Here is what she taught me:

  1. The biggest doll is current age
  2. The next doll 10 years earlier
  3. This continues all the way to the end…to the little me
Talking with Little Me

As you open the stack dolls, there is always a littler one inside. Ask your child what she would say to the smaller/bigger one.

Then, the present-day me asks baby me some questions:

Present-Day Me: ”There you are, sweetheart…I  found you! Oh my gosh, you are so beautiful. Your skin is so pink and soft and I love your brown hair and eyes.  I am here with you now and I will always listen to your voice. I know that you’ve been through a lot already because your birth mother didn’t  want you. You even knew that before you were born. Will you let me hold you? Will you let me cuddle you close? I love you so very much.”

Baby me: “Wah, wah, wah. I can’t stop crying. My tears won’t end. I am afraid for you to hold me because no one ever did after I was born. I was put in an incubator and I felt so all alone. I don’t know what love is…is it being sent away from my mom to be alone in an incubator? If that’s what love is, I don’t want anything to do with it. Don’t look at me.”

This is how I will start my writing project.

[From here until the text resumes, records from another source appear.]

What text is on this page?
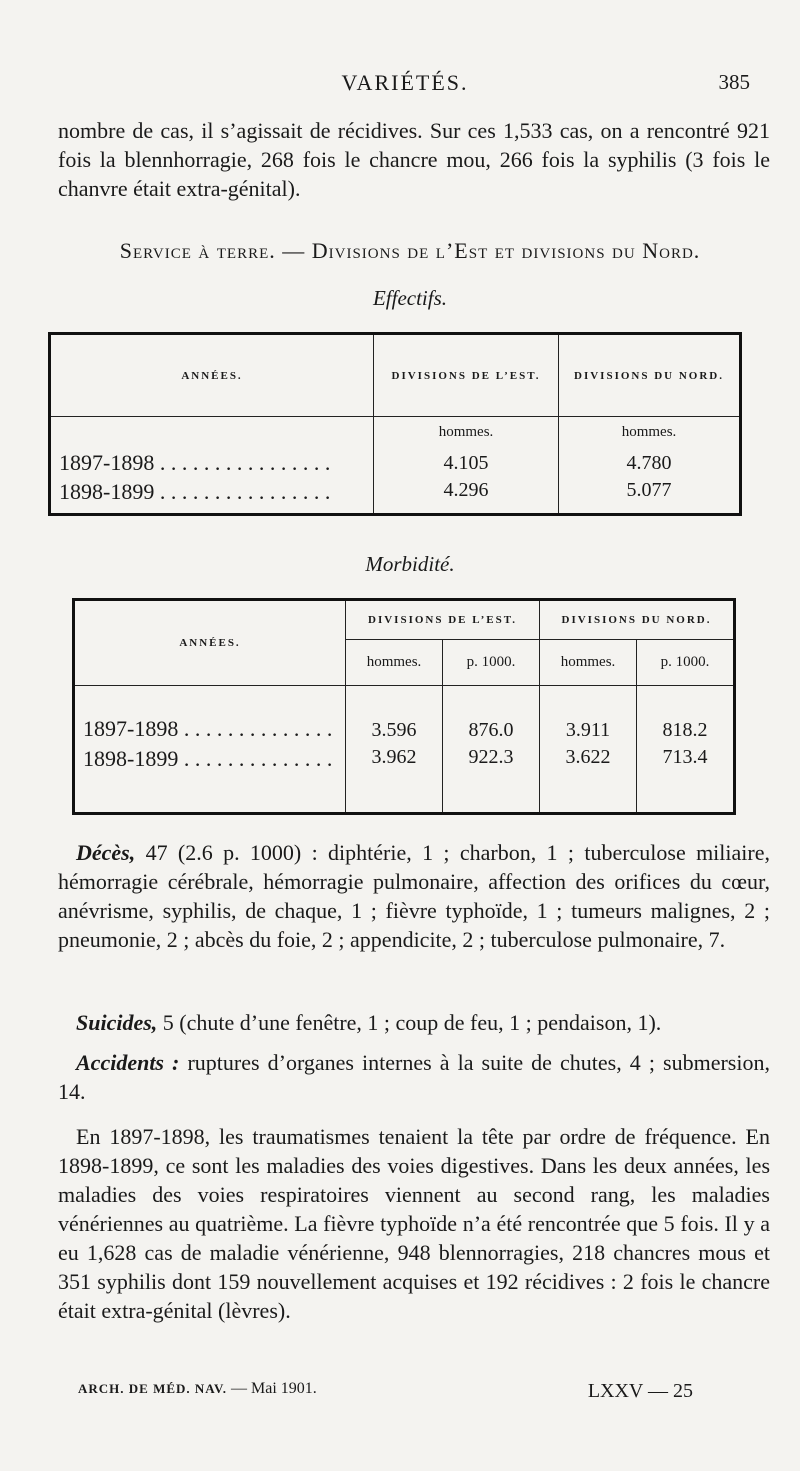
VARIÉTÉS.	385
nombre de cas, il s’agissait de récidives. Sur ces 1,533 cas, on a rencontré 921 fois la blennhorragie, 268 fois le chancre mou, 266 fois la syphilis (3 fois le chanvre était extra-génital).
Service à terre. — Divisions de l’Est et divisions du Nord.
Effectifs.
ANNÉES.	DIVISIONS DE L’EST.	DIVISIONS DU NORD.
	hommes.	hommes.
1897-1898 . . . . . . . . . . . . . . . .	4.105	4.780
1898-1899 . . . . . . . . . . . . . . . .	4.296	5.077
Morbidité.
ANNÉES.	DIVISIONS DE L’EST.		DIVISIONS DU NORD.	
	hommes.	p. 1000.	hommes.	p. 1000.
1897-1898 . . . . . . . . . . . . . .	3.596	876.0	3.911	818.2
1898-1899 . . . . . . . . . . . . . .	3.962	922.3	3.622	713.4
Décès, 47 (2.6 p. 1000) : diphtérie, 1 ; charbon, 1 ; tuberculose miliaire, hémorragie cérébrale, hémorragie pulmonaire, affection des orifices du cœur, anévrisme, syphilis, de chaque, 1 ; fièvre typhoïde, 1 ; tumeurs malignes, 2 ; pneumonie, 2 ; abcès du foie, 2 ; appendicite, 2 ; tuberculose pulmonaire, 7.
Suicides, 5 (chute d’une fenêtre, 1 ; coup de feu, 1 ; pendaison, 1).
Accidents : ruptures d’organes internes à la suite de chutes, 4 ; submersion, 14.
En 1897-1898, les traumatismes tenaient la tête par ordre de fréquence. En 1898-1899, ce sont les maladies des voies digestives. Dans les deux années, les maladies des voies respiratoires viennent au second rang, les maladies vénériennes au quatrième. La fièvre typhoïde n’a été rencontrée que 5 fois. Il y a eu 1,628 cas de maladie vénérienne, 948 blennorragies, 218 chancres mous et 351 syphilis dont 159 nouvellement acquises et 192 récidives : 2 fois le chancre était extra-génital (lèvres).
ARCH. DE MÉD. NAV. — Mai 1901.	LXXV — 25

When looking up stack dolls online, I saw that they make them with nine dolls. I think that would be perfect for each stage in life

6 comments to A Practical Writing Project for Shut-Down Adoptees and Foster Kids

  • Shefalie

    Great Sherrie……so glad you found some dolls to use…….I know they will help you and give many the opportunity to do so as well…….a great resource and tool to use in the healing journey of our lives when we feel stuck etc…….shefalie

  • Michelle

    Sherrie,

    I so appreciate your sharing and continuing to seek deeper healing. As a mom to two adopted daughters (my phone autocorrected to “adopted” to “adored,” which is sweetly accurate), I am constantly praying and working toward their wholeness and integration as the precious people they are. Your posts both help me see a few years down the road (they are currently 8 and 2 years old) and help me understand better what questions may be in their hearts now.

    God bless you.

    Michelle

    • Hi Michelle,
      Thank you for taking time to write and share briefly your story of how you’ve been touched by adoption.
      Sometimes, computer corrections are fabulous…either that, or funny!
      I am glad that the insights provided here are helping you to parent proactively with your girls.
      May God bless you as you instill your love and wisdom in them.
      Love,
      Sherrie

  • Dee Proietto

    A very powerful tool to write letters to your self at different ages. Nurturing the child that was wounded is so healing. He came to heal the broken-hearted and set the captives free. Dee

    • Great suggestion, Dee. Yes, He is close to the broken hearted and sets us free from old thoughts. The brain is amazing…how it heals itself. Of course, all credit goes to the One who created the brain!